Bappisus Minta Warga Tak Asal Percaya Info di Medsos, Bicara AI-Deepfake
Aris Marsudiyanto, yang menjabat sebagai Kepala Badan Pengendalian Pembangunan dan Investigasi Khusus (Bappisus), memberikan tanggapan terkait isu demonstrasi
Table of Contents
Bappisus Mengimbau Warga Bijak Menilai Informasi di Media Sosial, Soroti Potensi AI dan Deepfake
Wahanaberita.com – Aris Marsudiyanto, yang menjabat sebagai Kepala Badan Pengendalian Pembangunan dan Investigasi Khusus (Bappisus), memberikan tanggapan terkait isu demonstrasi masif yang dikabarkan akan berlangsung pada bulan Agustus dengan potensi kerusuhan. Ia menekankan pentingnya masyarakat tidak mudah terpengaruh oleh narasi-narasi di platform media sosial yang berpotensi memecah persatuan bangsa.
Imbauan agar Tidak Mudah Terprovokasi
Seusai mengikuti diskusi yang diselenggarakan bersama Jamintel Kejagung di kawasan Ancol, Jakarta Utara, Aris menyampaikan pesan kepada para wartawan. Ia menyebutkan bahwa diskusi tersebut bertema ‘Optimalisasi Peran Intelijen Penegakan Hukum sebagai Supporting System dalam Pelaksanaan Asta Cita Presiden’ dan berlangsung pada hari Senin, 10 Agustus 2026.
“Saya mengimbau kepada seluruh masyarakat ya jangan mudah terprovokasi oleh media-media sosial yang tidak jelas ya,” ujar Aris.
AI dan Deepfake: Ancaman Manipulasi Berita
Mantan pejabat tersebut juga menyoroti perkembangan teknologi kecerdasan buatan yang dapat digunakan untuk memanipulasi informasi di platform digital. Selain itu, ia menjelaskan bagaimana teknologi deepfake memungkinkan pemalsuan video dalam berbagai bentuk.
“Sekarang dengan adanya Artificial Intelligence atau AI ya semua berita media sosial bisa dimanipulasi, ya. Bahkan deepfake ya, video-video bisa dipalsukan segala macam,” jelasnya.
Menggunakan Media Kredibel sebagai Rujukan
Aris mengajak seluruh lapisan masyarakat untuk lebih selektif dalam memilih sumber informasi.

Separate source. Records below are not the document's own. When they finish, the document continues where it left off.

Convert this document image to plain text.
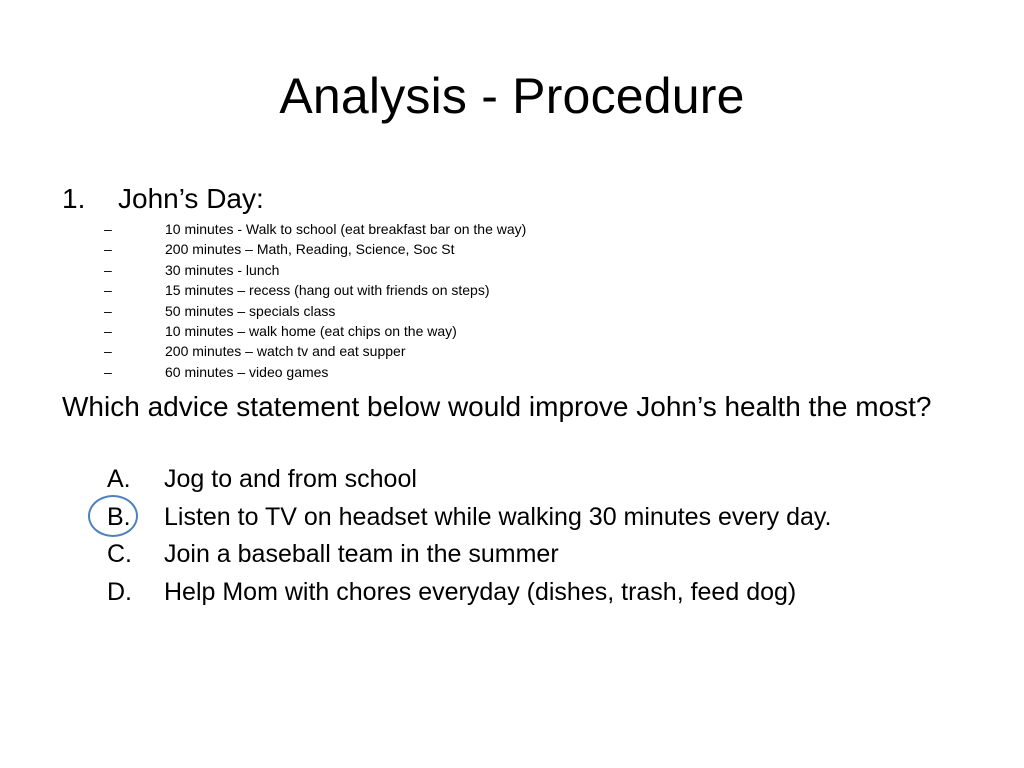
Analysis - Procedure
1. John’s Day:
–	10 minutes - Walk to school (eat breakfast bar on the way)
–	200 minutes – Math, Reading, Science, Soc St
–	30 minutes - lunch
–	15 minutes – recess (hang out with friends on steps)
–	50 minutes – specials class
–	10 minutes – walk home (eat chips on the way)
–	200 minutes – watch tv and eat supper
–	60 minutes – video games
Which advice statement below would improve John’s health the most?
A. Jog to and from school
B. Listen to TV on headset while walking 30 minutes every day.
C. Join a baseball team in the summer
D. Help Mom with chores everyday (dishes, trash, feed dog)
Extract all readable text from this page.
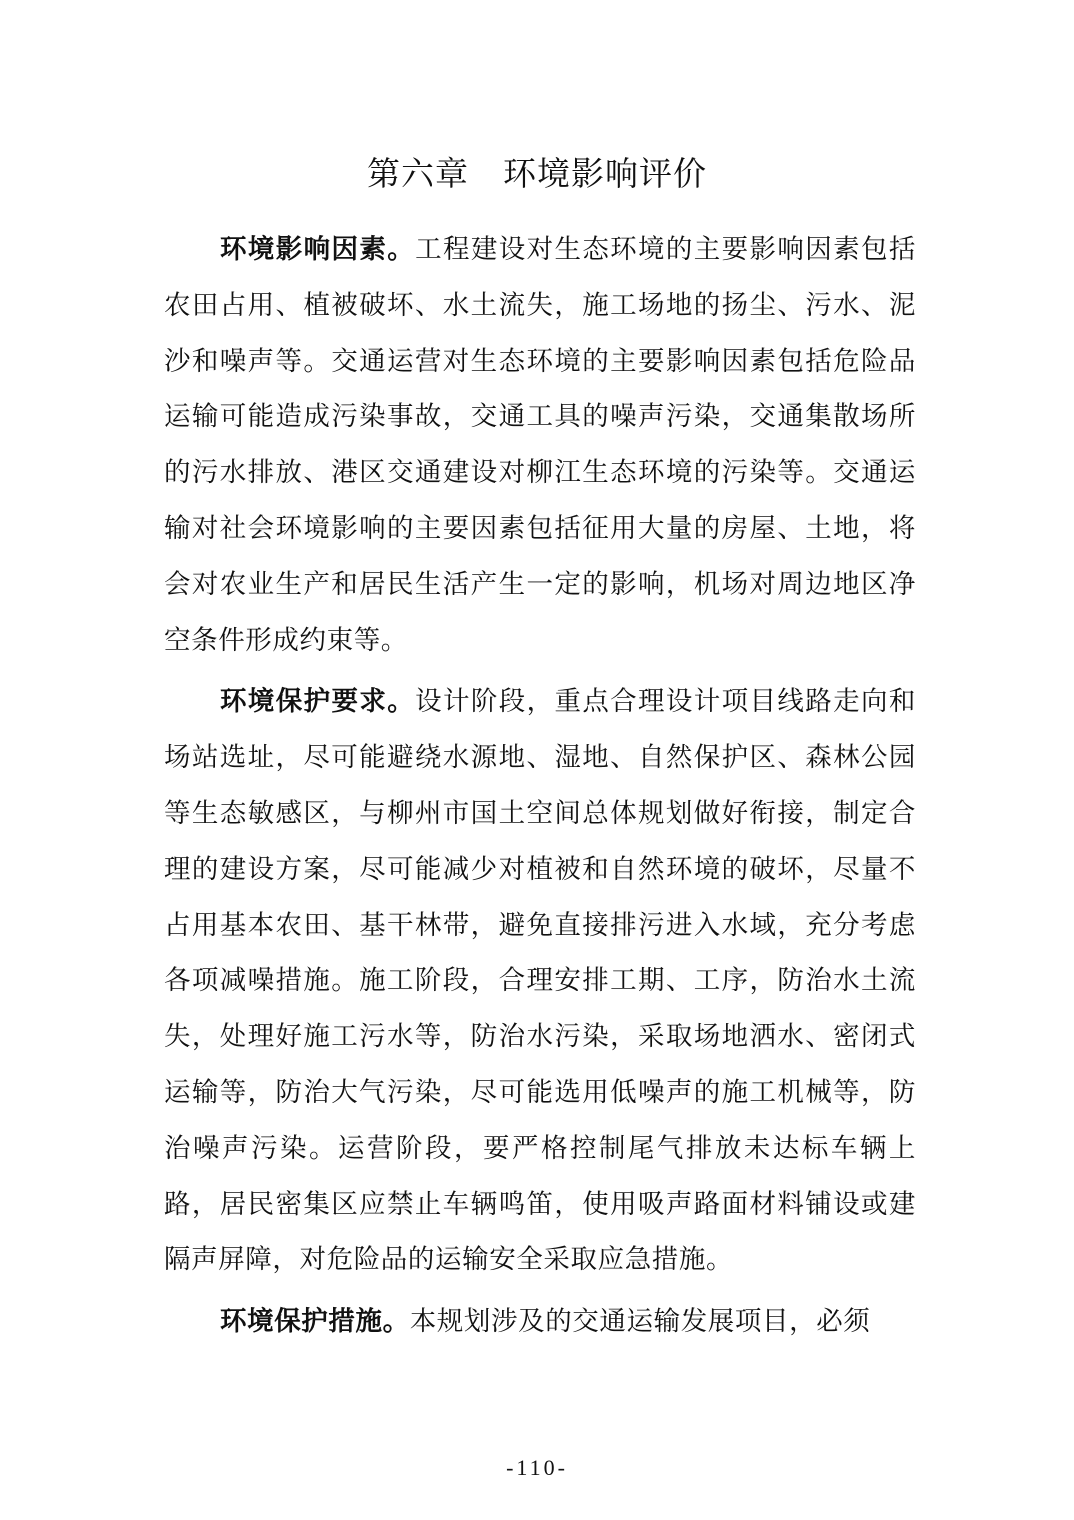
第六章 环境影响评价

环境影响因素。工程建设对生态环境的主要影响因素包括农田占用、植被破坏、水土流失，施工场地的扬尘、污水、泥沙和噪声等。交通运营对生态环境的主要影响因素包括危险品运输可能造成污染事故，交通工具的噪声污染，交通集散场所的污水排放、港区交通建设对柳江生态环境的污染等。交通运输对社会环境影响的主要因素包括征用大量的房屋、土地，将会对农业生产和居民生活产生一定的影响，机场对周边地区净空条件形成约束等。

环境保护要求。设计阶段，重点合理设计项目线路走向和场站选址，尽可能避绕水源地、湿地、自然保护区、森林公园等生态敏感区，与柳州市国土空间总体规划做好衔接，制定合理的建设方案，尽可能减少对植被和自然环境的破坏，尽量不占用基本农田、基干林带，避免直接排污进入水域，充分考虑各项减噪措施。施工阶段，合理安排工期、工序，防治水土流失，处理好施工污水等，防治水污染，采取场地洒水、密闭式运输等，防治大气污染，尽可能选用低噪声的施工机械等，防治噪声污染。运营阶段，要严格控制尾气排放未达标车辆上路，居民密集区应禁止车辆鸣笛，使用吸声路面材料铺设或建隔声屏障，对危险品的运输安全采取应急措施。

环境保护措施。本规划涉及的交通运输发展项目，必须

-110-
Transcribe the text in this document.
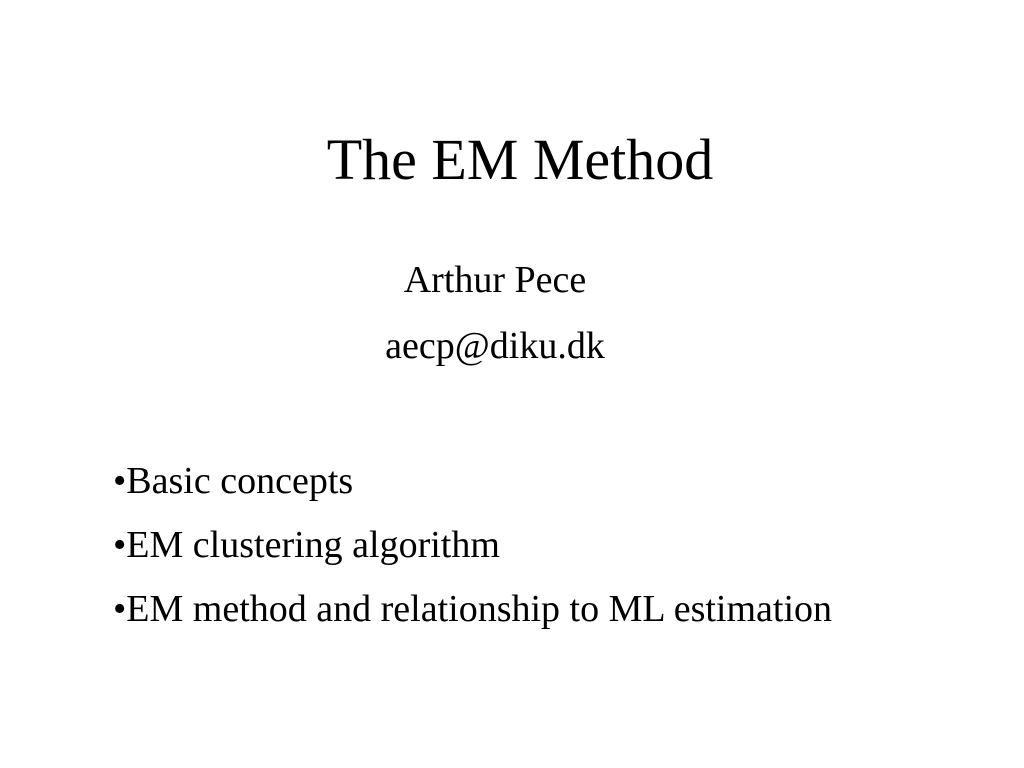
The EM Method
Arthur Pece
aecp@diku.dk
•Basic concepts
•EM clustering algorithm
•EM method and relationship to ML estimation
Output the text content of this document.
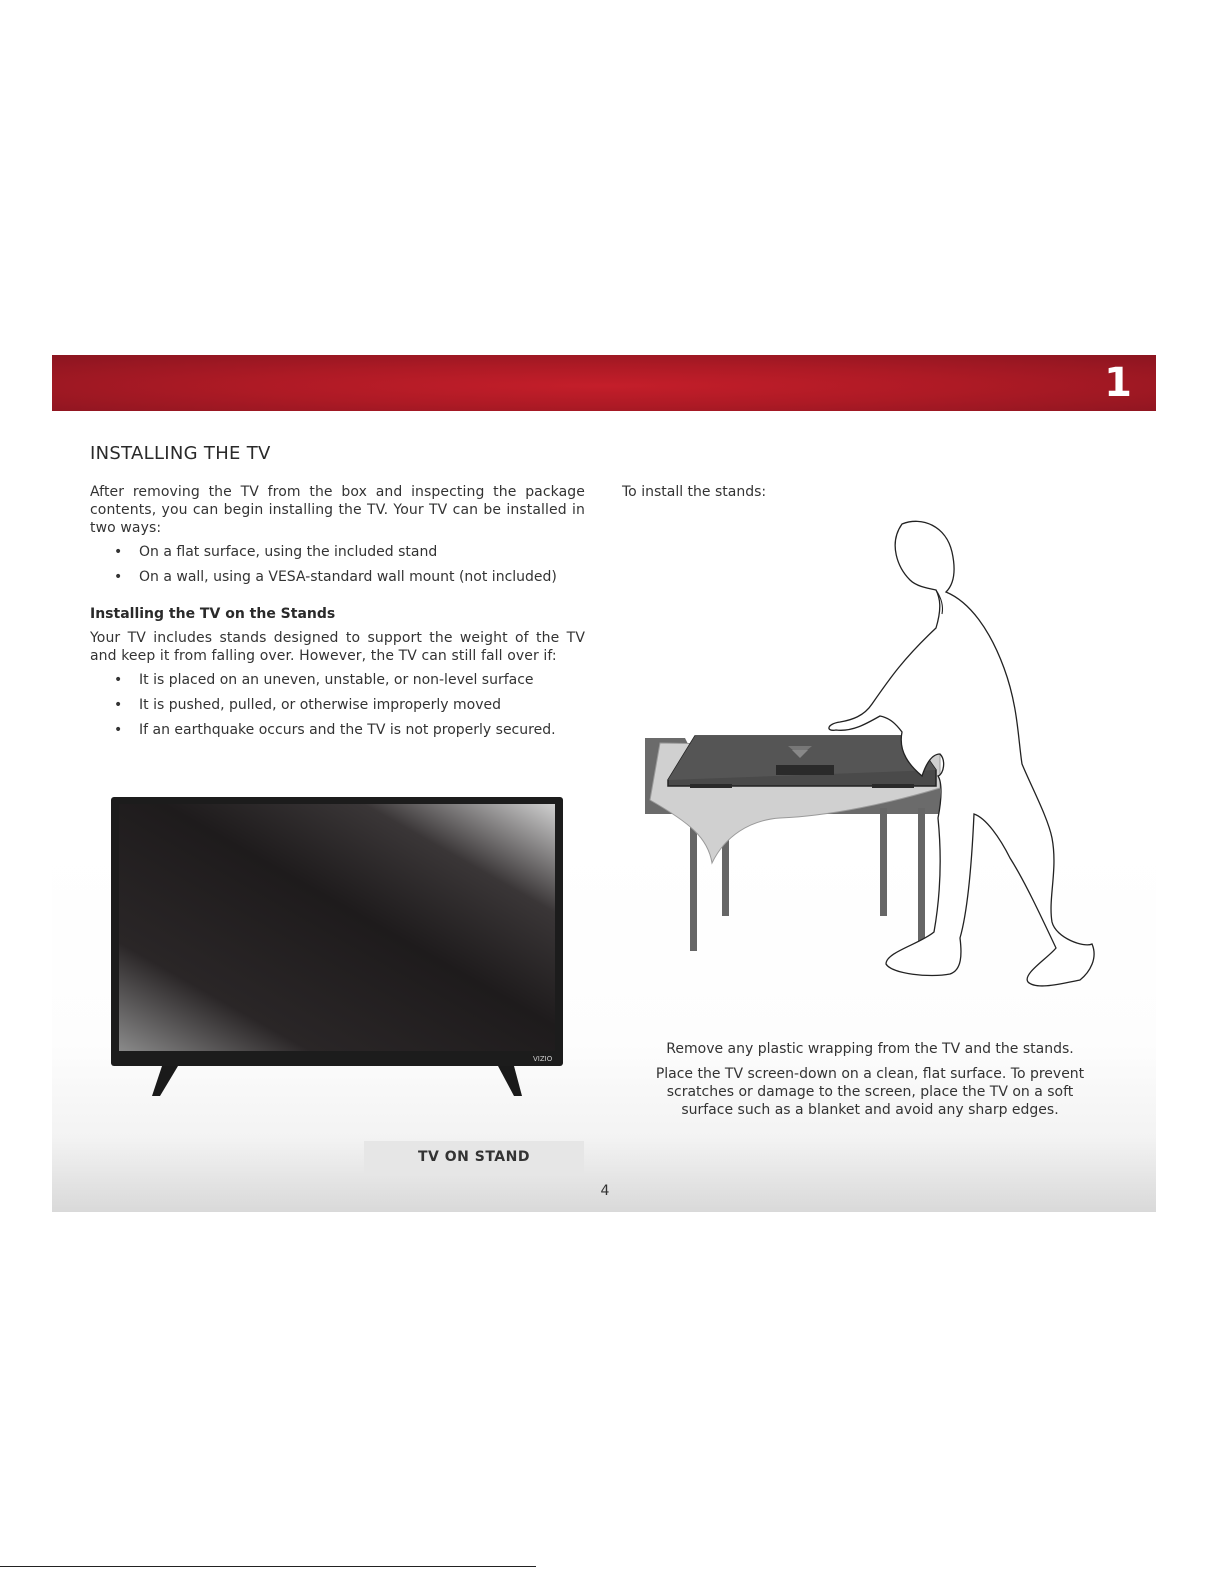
1
INSTALLING THE TV

After removing the TV from the box and inspecting the package contents, you can begin installing the TV. Your TV can be installed in two ways:

• On a flat surface, using the included stand
• On a wall, using a VESA-standard wall mount (not included)
Installing the TV on the Stands

Your TV includes stands designed to support the weight of the TV and keep it from falling over. However, the TV can still fall over if:

• It is placed on an uneven, unstable, or non-level surface
• It is pushed, pulled, or otherwise improperly moved
• If an earthquake occurs and the TV is not properly secured.

To install the stands:

VIZIO

Remove any plastic wrapping from the TV and the stands.

Place the TV screen-down on a clean, flat surface. To prevent scratches or damage to the screen, place the TV on a soft surface such as a blanket and avoid any sharp edges.

TV ON STAND
4
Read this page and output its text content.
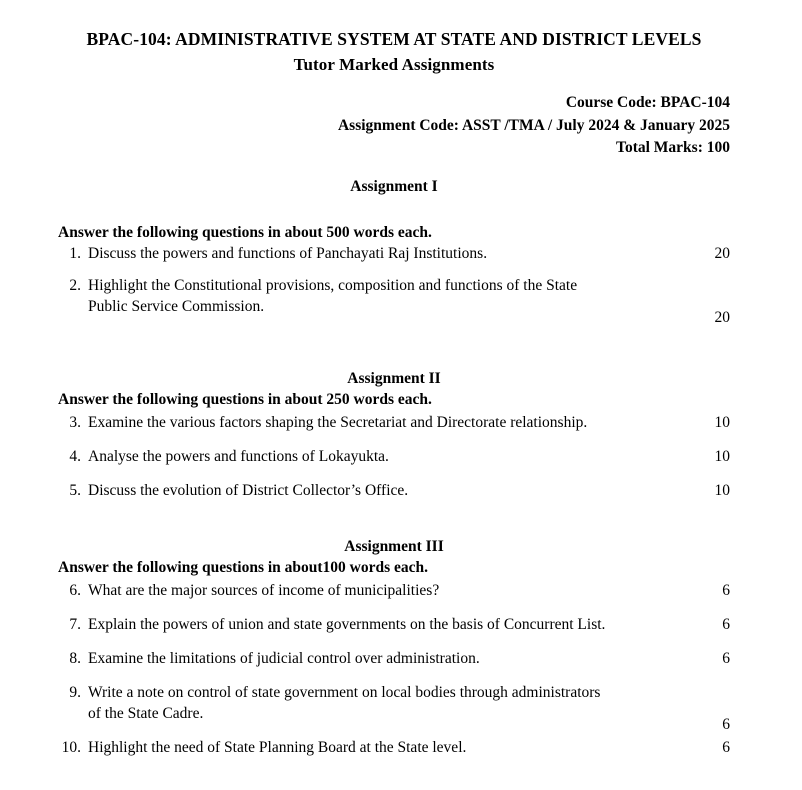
BPAC-104: ADMINISTRATIVE SYSTEM AT STATE AND DISTRICT LEVELS
Tutor Marked Assignments
Course Code: BPAC-104
Assignment Code: ASST /TMA / July 2024 & January 2025
Total Marks: 100
Assignment I
Answer the following questions in about 500 words each.
1. Discuss the powers and functions of Panchayati Raj Institutions.	20
2. Highlight the Constitutional provisions, composition and functions of the State
Public Service Commission.
20
Assignment II
Answer the following questions in about 250 words each.
3. Examine the various factors shaping the Secretariat and Directorate relationship.	10
4. Analyse the powers and functions of Lokayukta.	10
5. Discuss the evolution of District Collector’s Office.	10
Assignment III
Answer the following questions in about100 words each.
6. What are the major sources of income of municipalities?	6
7. Explain the powers of union and state governments on the basis of Concurrent List.	6
8. Examine the limitations of judicial control over administration.	6
9. Write a note on control of state government on local bodies through administrators
of the State Cadre.
6
10. Highlight the need of State Planning Board at the State level.	6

Ia menyarankan agar warga memanfaatkan media arus utama atau media cetak yang telah terbukti kredibel sebagai acuan berita yang valid.
“Saya mengimbau kepada seluruh masyarakat, gunakan media-media yang kredibel, ya. Misalnya media-media mainstream, ya kan, media-media cetak yang kredibel kan banyak,” tuturnya.
Sebagai penutup, Aris kembali mengingatkan agar masyarakat tidak terpancing oleh berita-berita provokatif yang beredar di media sosial. Ia menegaskan bahwa banyak informasi tersebut berasal dari pihak-pihak yang tidak bertanggung jawab dan sengaja diluncurkan untuk menciptakan ketidaktenangan.
“Jadi sekali lagi ya, jangan mudah terprovokasi dengan media-media sosial yang notabenenya itu diluncurkan atau dikeluarkan oleh orang-orang yang tidak bertanggung jawab ya,” pungkasnya.
Related Reading
Frequently Asked Questions
What is Bappisus Minta Warga Tak Asal Percaya?
Bappisus Minta Warga Tak Asal Percaya is the main topic of this guide. The article explains the context, practical details, and next steps readers should understand.
Why does Bappisus Minta Warga Tak Asal Percaya matter?
Bappisus Minta Warga Tak Asal Percaya matters because readers are looking for a useful answer, not just a short summary. Good content should match search intent and help them decide what to do next.